Defining Innovation in an Environmental Business
What is Innovation?
That is a key question I am grappling with in my work at Keystone. I am carrying out a series of short interviews with people at Keystone asking that exact question. The answers reveal something important.
Words that come up repeatedly in these conversations are “new”, “different”, “better”, “improvements”, and “potential”.
There is a clear sense that innovation is about doing new things to make something better. For me, innovation is the practical application of an idea addressing a specific business challenge. It results in a new product, service, or process that delivers value to the company and its customers. And in the case of Keystone, to nature as well.

Why Innovation Needs the Right Environment
Innovation doesn’t just happen; it needs a nurturing and supportive environment.
At Keystone, I am working to identify barriers to innovation and create space for ideas to be shared. Those ideas are evaluated and applied to real business challenges.
This is not an easy process. It takes time and requires trust across the organisation. Everyone must feel empowered to have ideas and share them.
It also means creating an expectation of failure. There must be a willingness to learn from that failure. As with many businesses, we are busy delivering work. Time and space must be found for thinking beyond clients, projects, and deadlines.
Data Challenges in Ecology
On a practical level, Keystone faces two pressing issues shared across Origin’s environmental businesses: data and reporting.
Ecology data are growing exponentially, and becoming more complex. We now collect images, video, audio, and GIS data at increasing scale. Bulk data collection has become easier than ever.
But what do we do with it all?
One step to managing this data volume is moving GIS data into a database.
This shift requires us to stop treating GIS data as files.(and filing them as we do pdf documents) to treating them as data. Keystone are transitioning to storing all GIS data in a database.

Managing GIS Data More Effectively
We have set up a cloud-based PostGIS database to store all our GIS data.
This approach delivers several benefits. We always know where our GIS data are stored. Teams no longer need to search through folders to find information.
The database allows us to enforce clear data standards. We can also automate data quality control checks.
Everyone can access the same GIS data at the same time. Multiple users can work on shared datasets without creating local copies. This reduces the risk of data becoming inconsistent or out of sync.
Automating Environmental and Ecological Reporting
Centralising GIS data also supports my next focus: automation.
Automating reports makes project reporting faster, reduces inefficient copy-paste tasks, and improves accuracy.
I have reviewed data-intensive reporting processes and automated many of them. For example, I created automated desk study reports that pull data from multiple sources, including Natural England’s Open Data Geoportal.
The only input required is a digitised site boundary, which we now store in our PostGIS database. The code generates pre-defined buffers and fetches information on designated sites, habitats, and more.
It then presents all these data in a structured report. Once the site boundary is digitised, a report runs in about 45 seconds.
Scaling Automation Across Ecological Services
Keystone are increasingly using these quick reports to help with quoting for projects, scoping the potential of land as habitat banks, and in Preliminary Ecological Appraisal (PEA) reports.
This process is much quicker than the previous manual approach in GIS which could take a couple of hours for sites in areas with lots of important natural assets.

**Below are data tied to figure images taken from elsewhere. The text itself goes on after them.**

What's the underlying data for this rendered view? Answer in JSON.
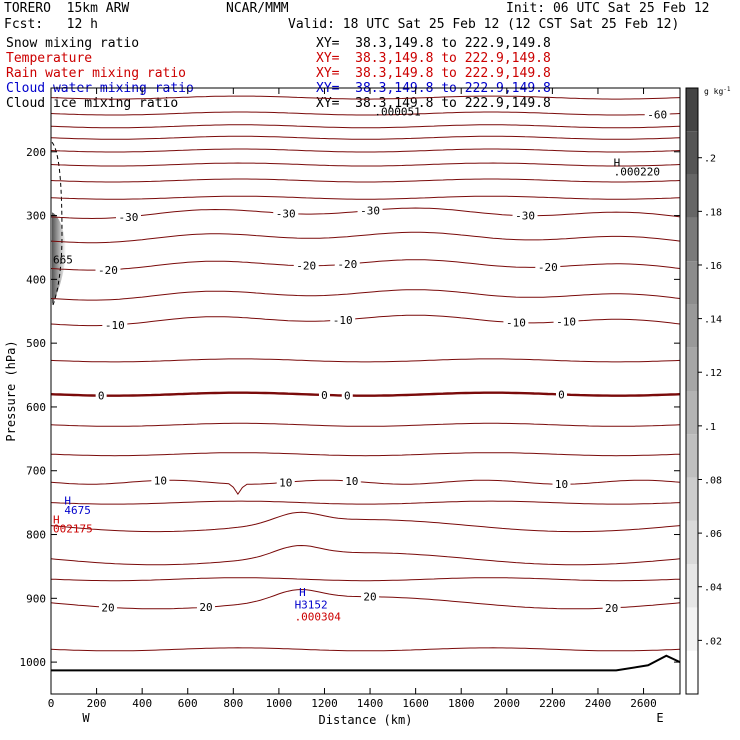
{
  "header": {
    "model": "TORERO  15km ARW",
    "org": "NCAR/MMM",
    "init": "Init: 06 UTC Sat 25 Feb 12",
    "fcst": "Fcst:   12 h",
    "valid": "Valid: 18 UTC Sat 25 Feb 12 (12 CST Sat 25 Feb 12)"
  },
  "legend": [
    {
      "label": "Snow mixing ratio",
      "xy": "XY=  38.3,149.8 to 222.9,149.8",
      "color": "#000000"
    },
    {
      "label": "Temperature",
      "xy": "XY=  38.3,149.8 to 222.9,149.8",
      "color": "#cc0000"
    },
    {
      "label": "Rain water mixing ratio",
      "xy": "XY=  38.3,149.8 to 222.9,149.8",
      "color": "#cc0000"
    },
    {
      "label": "Cloud water mixing ratio",
      "xy": "XY=  38.3,149.8 to 222.9,149.8",
      "color": "#0000cc"
    },
    {
      "label": "Cloud ice mixing ratio",
      "xy": "XY=  38.3,149.8 to 222.9,149.8",
      "color": "#000000"
    }
  ],
  "chart_data": {
    "type": "contour",
    "xlabel": "Distance (km)",
    "ylabel": "Pressure (hPa)",
    "xlim": [
      0,
      2760
    ],
    "ylim": [
      1050,
      100
    ],
    "x_ticks": [
      0,
      200,
      400,
      600,
      800,
      1000,
      1200,
      1400,
      1600,
      1800,
      2000,
      2200,
      2400,
      2600
    ],
    "y_ticks": [
      200,
      300,
      400,
      500,
      600,
      700,
      800,
      900,
      1000
    ],
    "x_end_labels": {
      "left": "W",
      "right": "E"
    },
    "colorbar": {
      "unit": "g kg",
      "unit_exp": "-1",
      "ticks": [
        ".02",
        ".04",
        ".06",
        ".08",
        ".1",
        ".12",
        ".14",
        ".16",
        ".18",
        ".2"
      ],
      "colors": [
        "#ffffff",
        "#f3f3f3",
        "#e6e6e6",
        "#d9d9d9",
        "#cccccc",
        "#bfbfbf",
        "#b3b3b3",
        "#a6a6a6",
        "#999999",
        "#8c8c8c",
        "#7a7a7a",
        "#666666",
        "#555555",
        "#444444"
      ]
    },
    "temperature_lines": [
      {
        "p": 115,
        "shape": "flat",
        "labels": []
      },
      {
        "p": 140,
        "shape": "flat",
        "labels": [
          {
            "x": 2660,
            "text": "-60"
          }
        ]
      },
      {
        "p": 160,
        "shape": "flat",
        "labels": []
      },
      {
        "p": 178,
        "shape": "flat",
        "labels": []
      },
      {
        "p": 198,
        "shape": "flat",
        "labels": []
      },
      {
        "p": 220,
        "shape": "flat",
        "labels": []
      },
      {
        "p": 245,
        "shape": "flat",
        "labels": []
      },
      {
        "p": 272,
        "shape": "flat",
        "labels": []
      },
      {
        "p": 302,
        "shape": "hump",
        "labels": [
          {
            "x": 340,
            "text": "-30"
          },
          {
            "x": 1030,
            "text": "-30"
          },
          {
            "x": 1400,
            "text": "-30"
          },
          {
            "x": 2080,
            "text": "-30"
          }
        ]
      },
      {
        "p": 340,
        "shape": "hump",
        "labels": []
      },
      {
        "p": 383,
        "shape": "hump",
        "labels": [
          {
            "x": 250,
            "text": "-20"
          },
          {
            "x": 1120,
            "text": "-20"
          },
          {
            "x": 1300,
            "text": "-20"
          },
          {
            "x": 2180,
            "text": "-20"
          }
        ]
      },
      {
        "p": 430,
        "shape": "hump",
        "labels": []
      },
      {
        "p": 470,
        "shape": "hump",
        "labels": [
          {
            "x": 280,
            "text": "-10"
          },
          {
            "x": 1280,
            "text": "-10"
          },
          {
            "x": 2040,
            "text": "-10"
          },
          {
            "x": 2260,
            "text": "-10"
          }
        ]
      },
      {
        "p": 527,
        "shape": "flat",
        "labels": []
      },
      {
        "p": 580,
        "shape": "flat",
        "bold": true,
        "labels": [
          {
            "x": 220,
            "text": "0"
          },
          {
            "x": 1200,
            "text": "0"
          },
          {
            "x": 1300,
            "text": "0"
          },
          {
            "x": 2240,
            "text": "0"
          }
        ]
      },
      {
        "p": 628,
        "shape": "flat",
        "labels": []
      },
      {
        "p": 674,
        "shape": "flat",
        "labels": []
      },
      {
        "p": 718,
        "shape": "dip",
        "labels": [
          {
            "x": 480,
            "text": "10"
          },
          {
            "x": 1030,
            "text": "10"
          },
          {
            "x": 1320,
            "text": "10"
          },
          {
            "x": 2240,
            "text": "10"
          }
        ]
      },
      {
        "p": 750,
        "shape": "flat",
        "labels": []
      },
      {
        "p": 786,
        "shape": "bump",
        "labels": []
      },
      {
        "p": 838,
        "shape": "bump",
        "labels": []
      },
      {
        "p": 870,
        "shape": "flat",
        "labels": []
      },
      {
        "p": 907,
        "shape": "bump",
        "labels": [
          {
            "x": 250,
            "text": "20"
          },
          {
            "x": 680,
            "text": "20"
          },
          {
            "x": 1400,
            "text": "20"
          },
          {
            "x": 2460,
            "text": "20"
          }
        ]
      },
      {
        "p": 980,
        "shape": "flat",
        "labels": []
      }
    ],
    "annotations": [
      {
        "x": 1410,
        "p": 143,
        "text": ".000051",
        "color": "#000000"
      },
      {
        "x": 2460,
        "p": 223,
        "text": "H",
        "color": "#000000"
      },
      {
        "x": 2460,
        "p": 237,
        "text": ".000220",
        "color": "#000000"
      },
      {
        "x": 0,
        "p": 375,
        "text": "665",
        "color": "#000000"
      },
      {
        "x": 50,
        "p": 753,
        "text": "H",
        "color": "#0000cc"
      },
      {
        "x": 50,
        "p": 768,
        "text": "4675",
        "color": "#0000cc"
      },
      {
        "x": 0,
        "p": 783,
        "text": "H",
        "color": "#cc0000"
      },
      {
        "x": 0,
        "p": 797,
        "text": "002175",
        "color": "#cc0000"
      },
      {
        "x": 1080,
        "p": 896,
        "text": "H",
        "color": "#0000cc"
      },
      {
        "x": 1060,
        "p": 916,
        "text": "H3152",
        "color": "#0000cc"
      },
      {
        "x": 1060,
        "p": 935,
        "text": ".000304",
        "color": "#cc0000"
      }
    ]
  }
}
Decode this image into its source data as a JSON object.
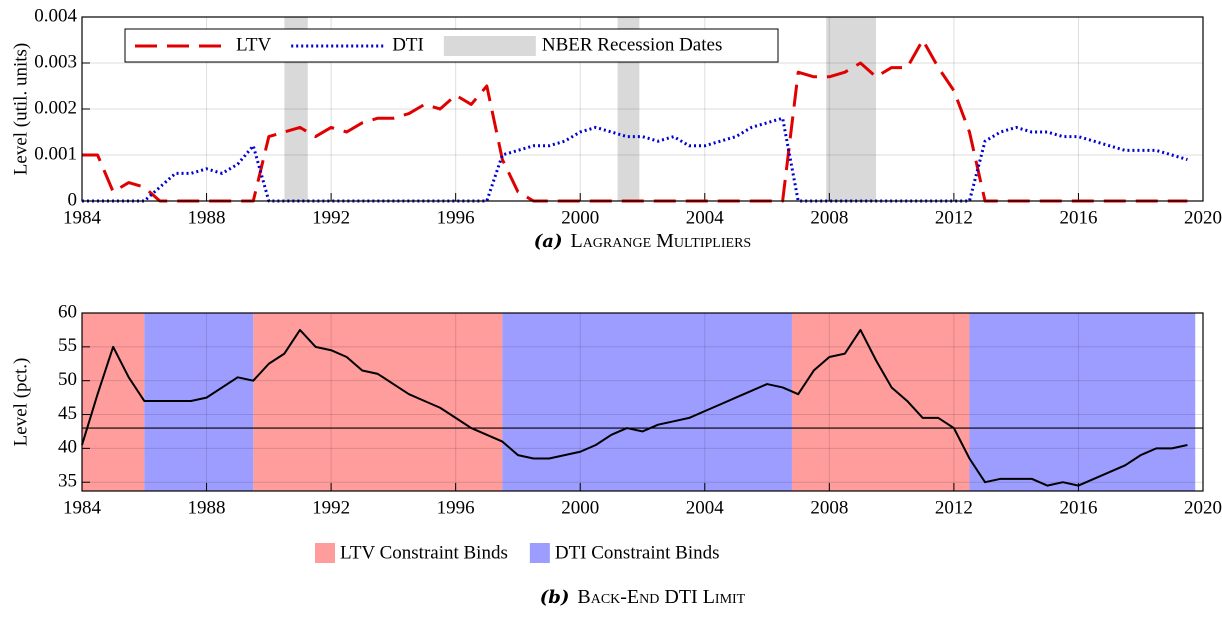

We have applied this same approach to desk study components for Habitat Management and Monitoring Plans (HMMPs) and Local Environmental Records Centre data.
It saves time, produces standardised outputs, and lets ecologists focus on solving ecological problems and designing mitigation solutions.
I am now developing this approach to automate the production of PEAs, Preliminary Roost Assessments, and Biodiversity Net Gain (BNG) Plans.
This approach does not complete an entire report. Instead, it generates a draft that requires ecologists to add writing only, avoiding repetitive copy-paste tasks better handled by computers.
Sharing Digital Innovation Across the Origin Group
While these approaches are specific to Keystone, many environmental businesses can apply the same principles.
Within the Origin group, a special interest group for data and digital technology shares ideas and best practice. Ecologists across the group are doing many innovative things we can all benefit from.
Keystone also faces other challenges we are actively addressing. Video data create a major challenge, so we are exploring faster processing methods and ways to reduce storage volume.
I am particularly interested in near real-time data processing in the field.
This would allow us to bring home only the data we actually need, not entire videos with minimal content. This concept is still early, but the technology exists.
All it requires is time and a willingness to take risks.

Embracing Risk to Deliver Better Outcomes for Nature
Creating the right environment for innovation is so important. Innovation carries with it risk, specifically the risk of failure.
But without taking risks and trying things, opportunities to learn are missed.
Embracing innovation means delivering projects and services that create better outcomes for nature.